I tried that but got IOException of Mkdirs failure. I will ask our IT about it. Thanks very much again!


#6

That’s probably a permission issue or a mistyped path - you should be able to write to NFS. Make sure you have three forward slashes in front of file:


#7

I tried with 2 fwd slashes plus the full path that starts with 1 "/. " I’ll have our IT look into it. Thx!


#8

Got it, best of luck!


#9

Apparently our local NFS on the data nodes are allocated too small. Our HDFS is working. hdfs df also says only 5% of a total of 390TB is used. I had no problem writing vds out with chr20 (18GB vcf.bgz input size) but the current input size is 931GB (~3900 samples WGS). When you talked about HDFS full problem, are you referring to the whole HDFS or the HDFS path I’m trying to write to? Our current set up for Spark cluster is 1 gateway node, 3 management node, 9 data nodes with 32cpu/177GB Mem/44TB hdfs storage for each node. Do you think this is sufficient for the hail task I’m doing?

Thanks!


#10

Just to add that when I started the pyspark, I followed the tutorial for Cloudera cluster:
pyspark2 --jars build/libs/hail-all-spark.jar
–py-files build/distributions/hail-python.zip
–conf spark.sql.files.openCostInBytes=1099511627776
–conf spark.sql.files.maxPartitionBytes=1099511627776
–conf spark.hadoop.parquet.block.size=1099511627776

Do I need to adjust the pqrquet.block.size or just leave it out?


#11

I’m not entirely sure. It’s certainly safe to leave it in. I think Hail will error out at the construction of a HailContext if the Spark Context isn’t properly configured.


#12

If there was HDFS space left, then the “could not be replicated to min number of data nodes” issue could be something else. Hmm…


#13

Just to report back in case it’s useful for others.
I tested leaving the spark.hadoop.parquet.block.size option out while starting Hail and it works. According to our IT the default parquet.block.size is set at 128MB. vds was written successfully and tested to be valid.


#14

A minor correction - Our default parquet.block.size turns out to be 1G (1073741824 precisely) not 128MB. It works fine under the default.


#15

Interesting. In this case I think that the parquet.block.size parameter may be being ignored / overruled. We need to read each parquet file as one Spark partition due to the on-disk ordering system we’ve built, and so use other config options to ensure that Parquet files are never split.
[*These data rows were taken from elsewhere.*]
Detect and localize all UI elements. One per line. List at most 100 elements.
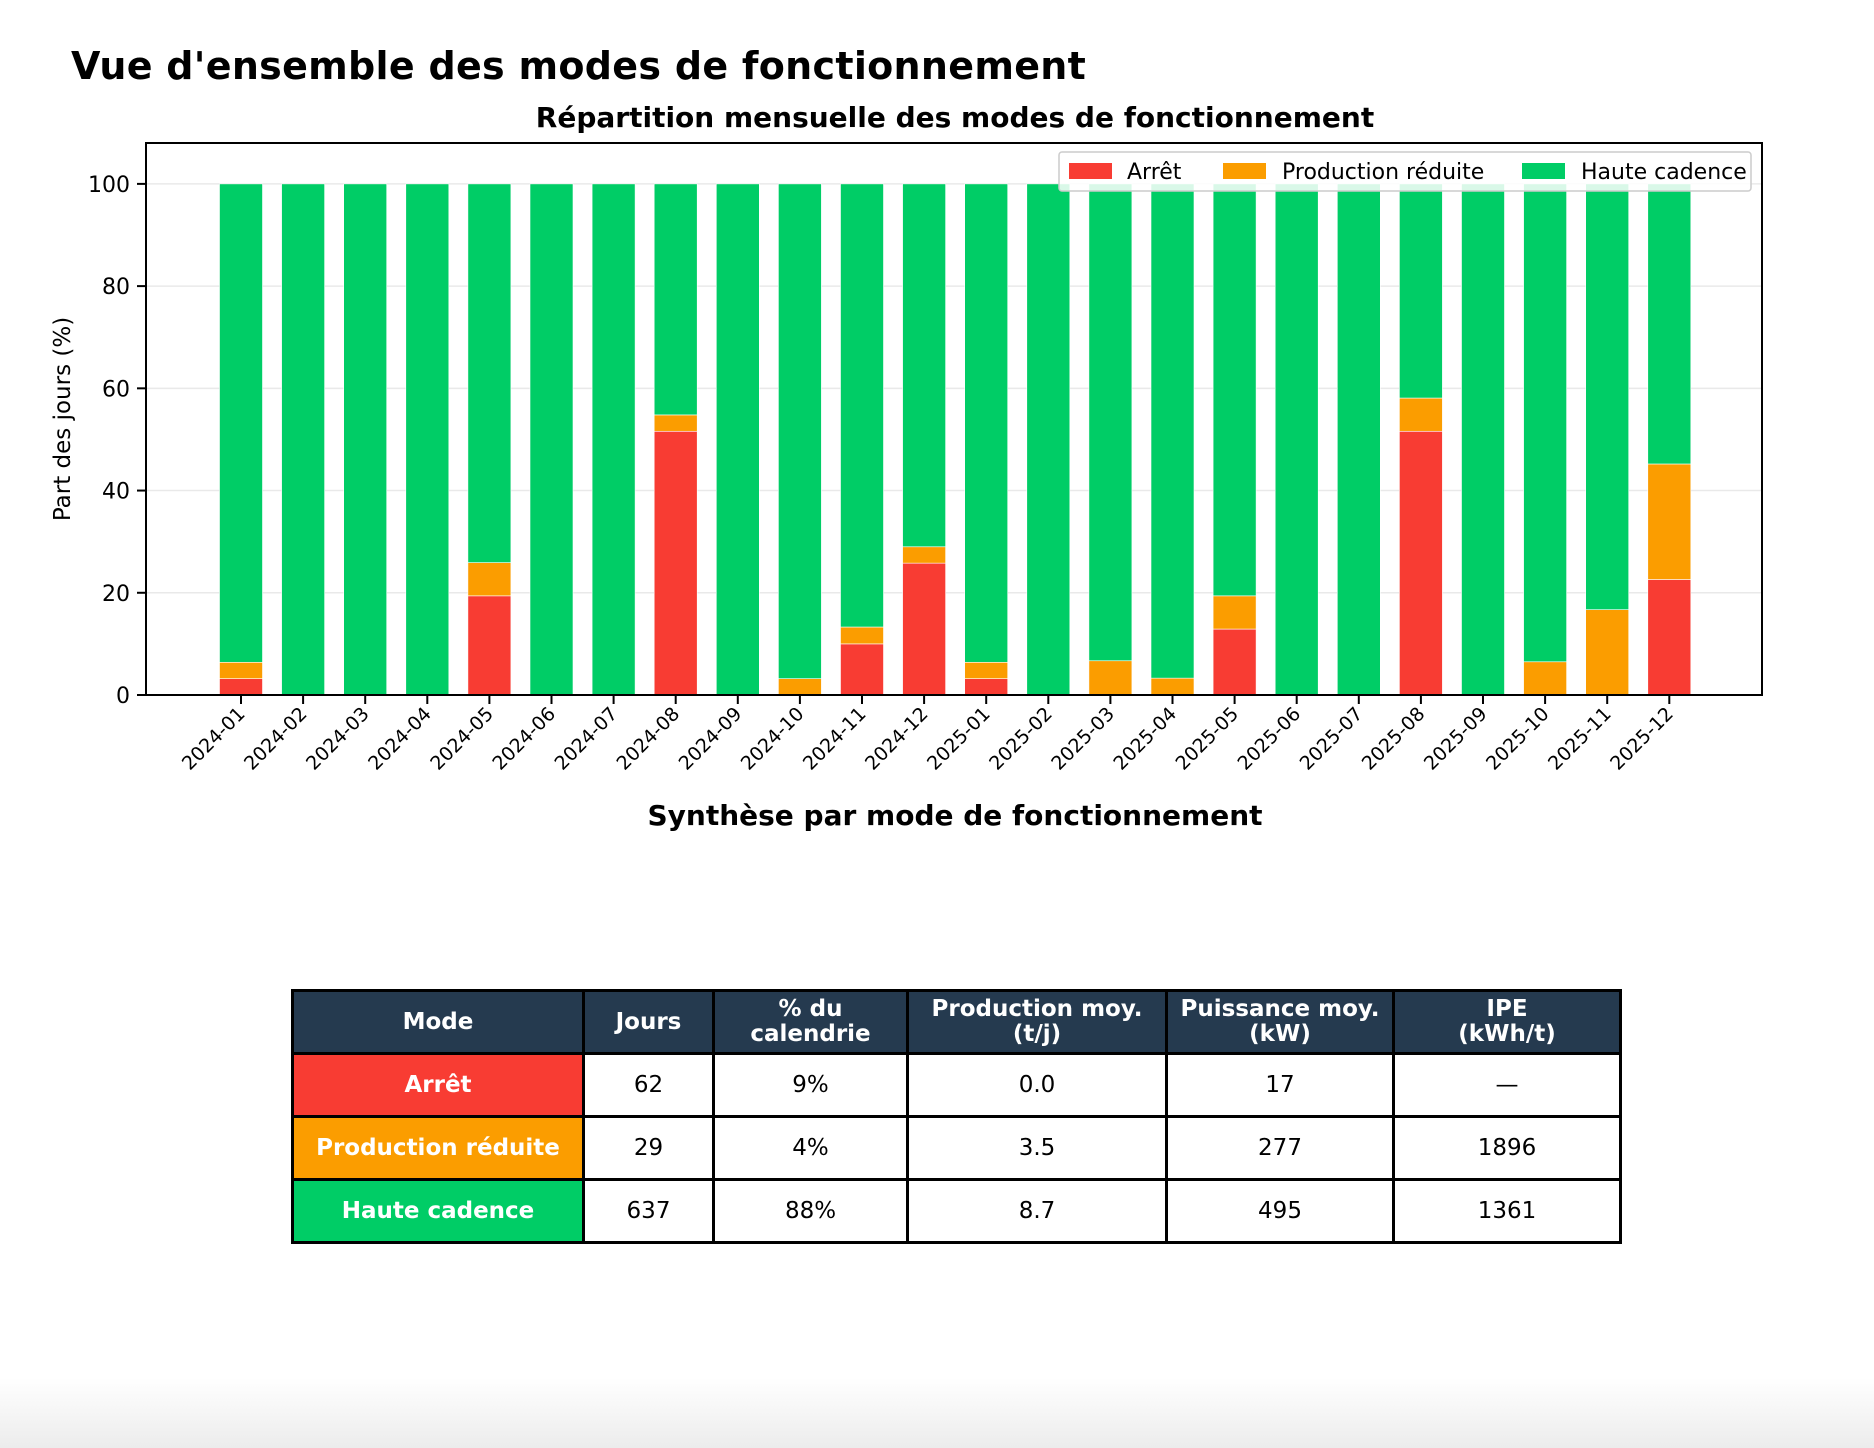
col-header-production: Production moy. (t/j) bbox=[906, 989, 1168, 1055]
x-tick-label: 2024-05 bbox=[426, 703, 498, 775]
bar-segment bbox=[467, 562, 512, 597]
jours-cell: 637 bbox=[582, 1178, 715, 1244]
bar-segment bbox=[405, 183, 450, 696]
production-cell: 0.0 bbox=[906, 1052, 1168, 1118]
x-tick-label: 2024-09 bbox=[675, 703, 747, 775]
bar-segment bbox=[964, 183, 1009, 663]
bar-segment bbox=[1212, 628, 1257, 696]
y-tick-label: 0 bbox=[116, 684, 130, 709]
bar-segment bbox=[840, 183, 884, 628]
x-tick-label: 2024-07 bbox=[550, 703, 622, 775]
y-tick-label: 100 bbox=[88, 173, 130, 198]
bar-segment bbox=[1337, 183, 1381, 696]
bar-segment bbox=[1399, 430, 1443, 696]
bar-segment bbox=[1585, 609, 1629, 696]
x-tick-label: 2025-01 bbox=[923, 703, 995, 775]
x-tick-label: 2025-10 bbox=[1482, 703, 1554, 775]
legend-box bbox=[1058, 151, 1752, 192]
x-tick-label: 2024-12 bbox=[861, 703, 933, 775]
ipe-cell: — bbox=[1392, 1052, 1622, 1118]
chart-title: Répartition mensuelle des modes de fonct… bbox=[535, 101, 1375, 134]
page-bottom-shade bbox=[0, 1378, 1874, 1448]
x-tick-label: 2025-09 bbox=[1420, 703, 1492, 775]
production-cell: 8.7 bbox=[906, 1178, 1168, 1244]
col-header-jours: Jours bbox=[582, 989, 715, 1055]
bar-segment bbox=[1461, 183, 1505, 696]
y-axis-label: Part des jours (%) bbox=[50, 317, 76, 521]
legend-label: Haute cadence bbox=[1581, 160, 1747, 185]
bar-segment bbox=[467, 595, 512, 696]
table-row: Haute cadence 637 88% 8.7 495 1361 bbox=[291, 1178, 1622, 1244]
bar-segment bbox=[1399, 397, 1443, 432]
jours-cell: 29 bbox=[582, 1115, 715, 1181]
legend-label: Production réduite bbox=[1282, 160, 1484, 185]
bar-segment bbox=[343, 183, 388, 696]
mode-cell: Arrêt bbox=[291, 1052, 585, 1118]
table-row: Production réduite 29 4% 3.5 277 1896 bbox=[291, 1115, 1622, 1181]
x-tick-label: 2025-06 bbox=[1234, 703, 1306, 775]
pct-cell: 4% bbox=[712, 1115, 909, 1181]
bar-segment bbox=[467, 183, 512, 563]
bar-segment bbox=[219, 661, 263, 679]
x-tick-label: 2024-03 bbox=[302, 703, 374, 775]
x-tick-label: 2024-01 bbox=[178, 703, 250, 775]
summary-table: Mode Jours % du calendrie Production moy… bbox=[291, 989, 1622, 1244]
table-title: Synthèse par mode de fonctionnement bbox=[647, 799, 1263, 832]
bar-segment bbox=[219, 678, 263, 696]
x-tick-label: 2025-12 bbox=[1606, 703, 1678, 775]
bar-segment bbox=[840, 643, 884, 696]
puissance-cell: 495 bbox=[1165, 1178, 1395, 1244]
legend-swatch bbox=[1223, 163, 1266, 179]
bar-segment bbox=[902, 183, 946, 548]
y-tick-label: 40 bbox=[102, 480, 130, 505]
x-tick-label: 2025-03 bbox=[1047, 703, 1119, 775]
bar-segment bbox=[219, 183, 263, 663]
x-tick-label: 2025-05 bbox=[1171, 703, 1243, 775]
x-tick-label: 2024-06 bbox=[488, 703, 560, 775]
ipe-cell: 1361 bbox=[1392, 1178, 1622, 1244]
page-title: Vue d'ensemble des modes de fonctionneme… bbox=[71, 44, 1087, 88]
bar-segment bbox=[1647, 183, 1692, 465]
mode-cell: Haute cadence bbox=[291, 1178, 585, 1244]
bar-segment bbox=[529, 183, 574, 696]
bar-segment bbox=[1647, 579, 1692, 696]
bar-segment bbox=[1274, 183, 1319, 696]
pct-cell: 9% bbox=[712, 1052, 909, 1118]
bar-segment bbox=[1399, 183, 1443, 399]
x-tick-label: 2024-04 bbox=[364, 703, 436, 775]
x-tick-label: 2025-04 bbox=[1109, 703, 1181, 775]
y-tick-label: 80 bbox=[102, 275, 130, 300]
bar-segment bbox=[715, 183, 760, 696]
bar-segment bbox=[778, 183, 822, 679]
production-cell: 3.5 bbox=[906, 1115, 1168, 1181]
table-row: Arrêt 62 9% 0.0 17 — bbox=[291, 1052, 1622, 1118]
bar-segment bbox=[902, 546, 946, 564]
bar-segment bbox=[1026, 183, 1071, 696]
mode-cell: Production réduite bbox=[291, 1115, 585, 1181]
bar-segment bbox=[1150, 677, 1195, 696]
puissance-cell: 17 bbox=[1165, 1052, 1395, 1118]
bar-segment bbox=[1523, 183, 1567, 663]
col-header-mode: Mode bbox=[291, 989, 585, 1055]
x-tick-label: 2024-10 bbox=[737, 703, 809, 775]
x-tick-label: 2025-11 bbox=[1544, 703, 1616, 775]
bar-segment bbox=[1150, 183, 1195, 679]
bar-segment bbox=[653, 430, 698, 696]
col-header-puissance: Puissance moy. (kW) bbox=[1165, 989, 1395, 1055]
legend-swatch bbox=[1522, 163, 1565, 179]
col-header-ipe: IPE (kWh/t) bbox=[1392, 989, 1622, 1055]
bar-segment bbox=[1212, 595, 1257, 630]
legend-label: Arrêt bbox=[1127, 160, 1182, 185]
bar-segment bbox=[653, 414, 698, 432]
bar-segment bbox=[840, 626, 884, 645]
bar-segment bbox=[778, 678, 822, 696]
table-header-row: Mode Jours % du calendrie Production moy… bbox=[291, 989, 1622, 1055]
col-header-pct: % du calendrie bbox=[712, 989, 909, 1055]
x-tick-label: 2025-08 bbox=[1358, 703, 1430, 775]
ipe-cell: 1896 bbox=[1392, 1115, 1622, 1181]
jours-cell: 62 bbox=[582, 1052, 715, 1118]
y-tick-label: 60 bbox=[102, 377, 130, 402]
bar-segment bbox=[1647, 463, 1692, 580]
x-tick-label: 2024-11 bbox=[799, 703, 871, 775]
This should get a bit simpler in the next stable version!


#16

That’s what I thought, too. Just out of curiosity, what is the Spark partition size required for Hail, is it 1G (1073741824)? The parquet.block.size parameter on the Hail tutorial is set to be 1TB. I am thinking maybe when I was trying to write vds out somehow hail pre-calculate the needed HDFS storage based on #partitions * block size * replication factor, causing it to give error of not enough space. Could that be the case?